Pioneer Springs Settler Celebrates Third Decade of Piloting Ships in the Air
(from "The Home New Weekly", Miami Springs, Florida, December 19, 1947)

     Not long ago genial John Rogerson of Miami Springs commemorated an important milestone of his professional career. He celebrated an anniversary - the thirtieth since he first stepped into a plane to steer its course through the clouds.
     Today, lean, keen-eyed, and dynamic, Rogerson holds the title of master pilot with Pan American Airways, standing fourth in pilot seniority in the Pan Am World Airways system. Naturally, it took a heap of flying to land Rogerson in this enviable niche. Translating into time units - it took 20,000 hours of flying in peacetime and two world wars - a record which few pilots in any air line can equal.
     In that same period, Captain Johnnie, as he is affectionately known by his friends, also made 75 Atlantic crossings, including the first mid-Atlantic survey flight for Pan American from Miami to Marrakeech, French Morocco.
     When the United States entered the first world war, Rogerson, a young sprout from Long Island, N.Y., was studying at Springfield College, Mass. Eager to serve the Allied cause, he quit college and [went] to Canada where he enlisted in the Royal Flying Corps. Soon he was getting his heart's desire - flight training, and, as he smilingly recalls, "It was those oldtime rotary-motored planes that we trained with - Avros, Sopwith Scouts, and Sopwith Camels."
     Rogerson managed to get to England the same year and soon was flying instructor in Canada's air squadron. Those days are particularly vivid in Rogerson's mind bacuase of the man he drew as commanding officer. "My C.O. was Britain's most famous ace - Col. W.A. Bishop." Indeed it was Billy Bishop who downed Germany's celebrated "Black Ace", the daring pilot, Baron von Richtoven.

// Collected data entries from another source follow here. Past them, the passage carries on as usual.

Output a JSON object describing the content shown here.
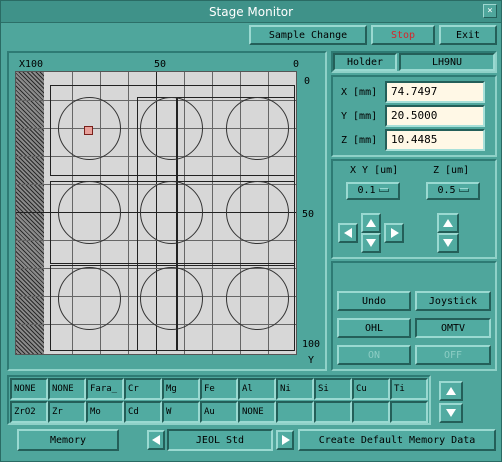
{
  "window": {
    "title": "Stage Monitor"
  },
  "toolbar": {
    "sample_change": "Sample Change",
    "stop": "Stop",
    "exit": "Exit"
  },
  "stage": {
    "top_left_label": "X100",
    "top_mid_label": "50",
    "top_right_label": "0",
    "right_top_label": "0",
    "right_mid_label": "50",
    "right_bottom_label": "100",
    "right_axis_label": "Y"
  },
  "holder": {
    "label": "Holder",
    "value": "LH9NU"
  },
  "coords": {
    "x_label": "X [mm]",
    "x_value": "74.7497",
    "y_label": "Y [mm]",
    "y_value": "20.5000",
    "z_label": "Z [mm]",
    "z_value": "10.4485"
  },
  "steps": {
    "xy_label": "X Y [um]",
    "xy_value": "0.1",
    "z_label": "Z [um]",
    "z_value": "0.5"
  },
  "controls": {
    "undo": "Undo",
    "joystick": "Joystick",
    "ohl": "OHL",
    "omtv": "OMTV",
    "on": "ON",
    "off": "OFF"
  },
  "materials": {
    "row1": [
      "NONE",
      "NONE",
      "Fara_",
      "Cr",
      "Mg",
      "Fe",
      "Al",
      "Ni",
      "Si",
      "Cu",
      "Ti"
    ],
    "row2": [
      "ZrO2",
      "Zr",
      "Mo",
      "Cd",
      "W",
      "Au",
      "NONE",
      "",
      "",
      "",
      ""
    ]
  },
  "bottom": {
    "memory": "Memory",
    "preset": "JEOL Std",
    "create_default": "Create Default Memory Data"
  },
  "colors": {
    "accent": "#4fa69c",
    "stop_text": "#d8262b",
    "field_bg": "#fff8e6"
  }
}
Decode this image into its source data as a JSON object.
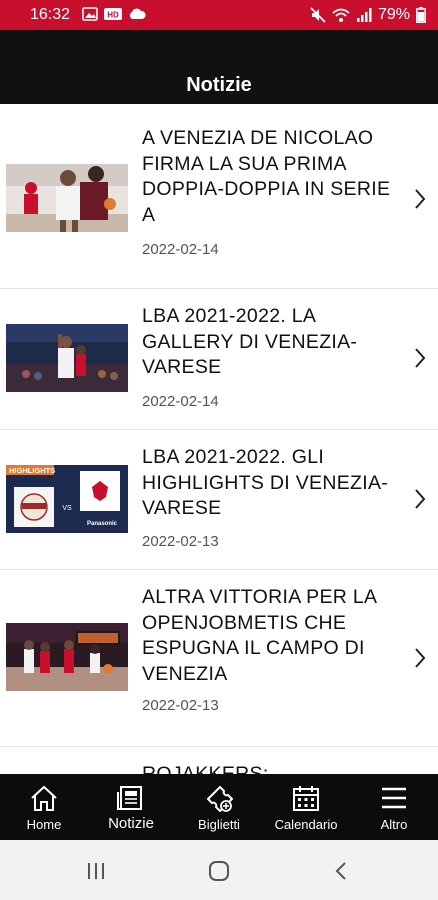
{
  "status": {
    "time": "16:32",
    "battery": "79%"
  },
  "header": {
    "title": "Notizie"
  },
  "news": [
    {
      "title": "A VENEZIA DE NICOLAO FIRMA LA SUA PRIMA DOPPIA-DOPPIA IN SERIE A",
      "date": "2022-02-14"
    },
    {
      "title": "LBA 2021-2022. LA GALLERY DI VENEZIA-VARESE",
      "date": "2022-02-14"
    },
    {
      "title": "LBA 2021-2022. GLI HIGHLIGHTS DI VENEZIA-VARESE",
      "date": "2022-02-13"
    },
    {
      "title": "ALTRA VITTORIA PER LA OPENJOBMETIS CHE ESPUGNA IL CAMPO DI VENEZIA",
      "date": "2022-02-13"
    },
    {
      "title": "ROJAKKERS:"
    }
  ],
  "thumb3": {
    "banner": "HIGHLIGHTS",
    "vs": "VS",
    "sponsor": "Panasonic"
  },
  "nav": {
    "home": "Home",
    "notizie": "Notizie",
    "biglietti": "Biglietti",
    "calendario": "Calendario",
    "altro": "Altro"
  },
  "colors": {
    "status_bar": "#c8102e",
    "header": "#111111",
    "nav": "#0c0c0c"
  }
}
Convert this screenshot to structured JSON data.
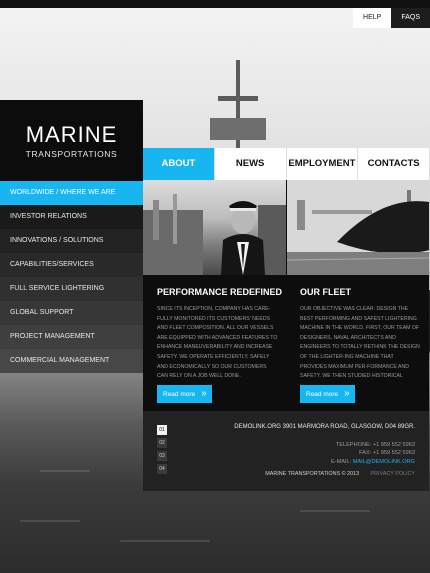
{
  "topnav": {
    "help": "HELP",
    "faqs": "FAQS"
  },
  "logo": {
    "line1": "MARINE",
    "line2": "TRANSPORTATIONS"
  },
  "sidebar": {
    "items": [
      {
        "label": "WORLDWIDE / WHERE WE ARE"
      },
      {
        "label": "INVESTOR RELATIONS"
      },
      {
        "label": "INNOVATIONS / SOLUTIONS"
      },
      {
        "label": "CAPABILITIES/SERVICES"
      },
      {
        "label": "FULL SERVICE LIGHTERING"
      },
      {
        "label": "GLOBAL SUPPORT"
      },
      {
        "label": "PROJECT MANAGEMENT"
      },
      {
        "label": "COMMERCIAL MANAGEMENT"
      }
    ]
  },
  "tabs": [
    {
      "label": "ABOUT"
    },
    {
      "label": "NEWS"
    },
    {
      "label": "EMPLOYMENT"
    },
    {
      "label": "CONTACTS"
    }
  ],
  "columns": [
    {
      "title": "PERFORMANCE REDEFINED",
      "text": "SINCE ITS INCEPTION, COMPANY HAS CARE-FULLY MONITORED ITS CUSTOMERS' NEEDS AND FLEET COMPOSITION. ALL OUR VESSELS ARE EQUIPPED WITH ADVANCED FEATURES TO ENHANCE MANEUVERABILITY AND INCREASE SAFETY. WE OPERATE EFFICIENTLY, SAFELY AND ECONOMICALLY SO OUR CUSTOMERS CAN RELY ON A JOB WELL DONE.",
      "button": "Read more"
    },
    {
      "title": "OUR FLEET",
      "text": "OUR OBJECTIVE WAS CLEAR: DESIGN THE BEST PERFORMING AND SAFEST LIGHTERING MACHINE IN THE WORLD. FIRST, OUR TEAM OF DESIGNERS, NAVAL ARCHITECTS AND ENGINEERS TO TOTALLY RETHINK THE DESIGN OF THE LIGHTER-ING MACHINE THAT PROVIDES MAXIMUM PER-FORMANCE AND SAFETY. WE THEN STUDIED HISTORICAL DESIGNS.",
      "button": "Read more"
    }
  ],
  "footer": {
    "pager": [
      "01",
      "02",
      "03",
      "04"
    ],
    "address": "DEMOLINK.ORG  3901 MARMORA ROAD, GLASGOW,  D04 89GR.",
    "telephone": "TELEPHONE: +1 959 552 5963",
    "fax": "FAX: +1 959 552 5963",
    "email_label": "E-MAIL:",
    "email": "MAIL@DEMOLINK.ORG",
    "copyright": "MARINE TRANSPORTATIONS © 2013",
    "policy": "PRIVACY POLICY"
  },
  "colors": {
    "accent": "#18b6f0",
    "dark": "#0d0d0d"
  }
}
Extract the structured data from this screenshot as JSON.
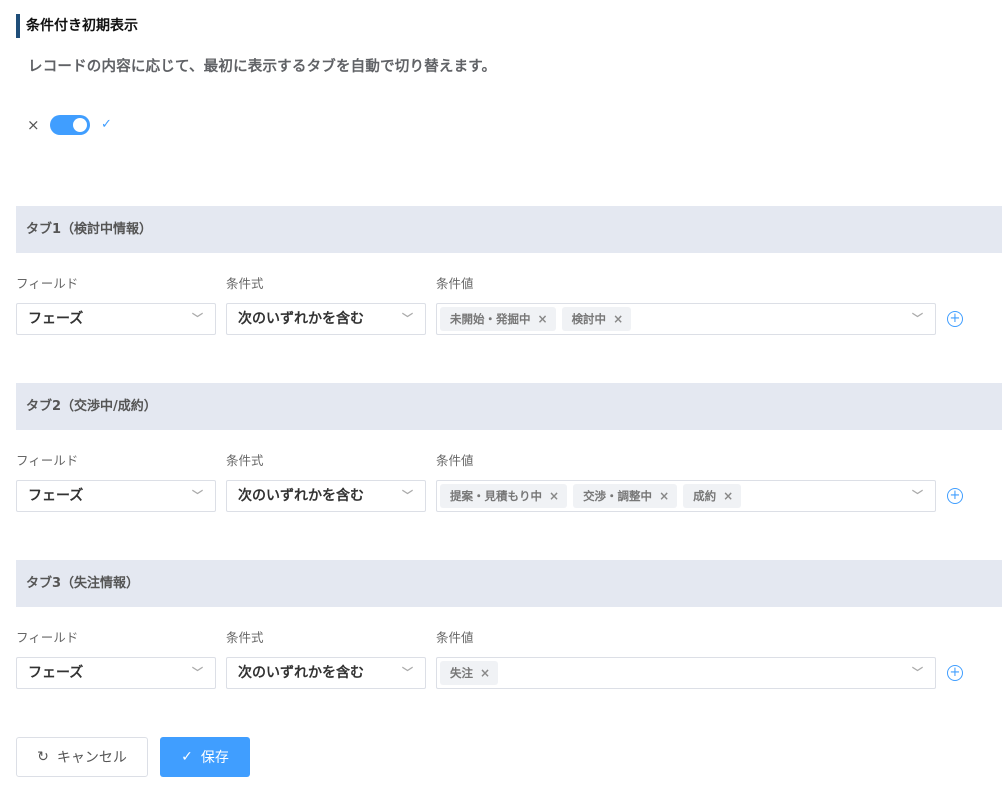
{
  "section": {
    "title": "条件付き初期表示",
    "description": "レコードの内容に応じて、最初に表示するタブを自動で切り替えます。"
  },
  "toggle": {
    "enabled": true,
    "off_glyph": "×",
    "on_glyph": "✓"
  },
  "labels": {
    "field": "フィールド",
    "operator": "条件式",
    "value": "条件値"
  },
  "tabs": [
    {
      "title": "タブ1（検討中情報）",
      "field": "フェーズ",
      "operator": "次のいずれかを含む",
      "values": [
        "未開始・発掘中",
        "検討中"
      ]
    },
    {
      "title": "タブ2（交渉中/成約）",
      "field": "フェーズ",
      "operator": "次のいずれかを含む",
      "values": [
        "提案・見積もり中",
        "交渉・調整中",
        "成約"
      ]
    },
    {
      "title": "タブ3（失注情報）",
      "field": "フェーズ",
      "operator": "次のいずれかを含む",
      "values": [
        "失注"
      ]
    }
  ],
  "buttons": {
    "cancel": "キャンセル",
    "save": "保存"
  },
  "icons": {
    "dropdown": "chevron-down-icon",
    "add": "plus-circle-icon",
    "tag_remove": "close-icon",
    "cancel": "refresh-icon",
    "save": "check-icon"
  },
  "colors": {
    "accent": "#409eff",
    "header_bg": "#e4e8f1",
    "title_bar": "#1f4e79"
  }
}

     Canada eventually organized her own air force and her #1 and #2 squadrons were all set for combat when, to the disappointment of our youthful airman, the 1918 armistice was declared.
     Rogerson remained with the Canadian air force, later absorbed into the British, until 1923, when he returned to the states. The years 1924-25 found him barnstorming through Cuba with an old Curtiss "Jennie" and, as he reminded, "The Miami to Havana run was quite a thing in those days." On one of his stops in Hialeah in that period, incidentally, he distinctly remembers staying at the still existent Palm Hotel.
     In 1926 the young flier definitely settled in Florida, associating himself with D.G. Carruthers, also a former R.A.F. officer, and Andrew Heermance, (the latter also remaining in Miami Springs to become one of her "oldtimers".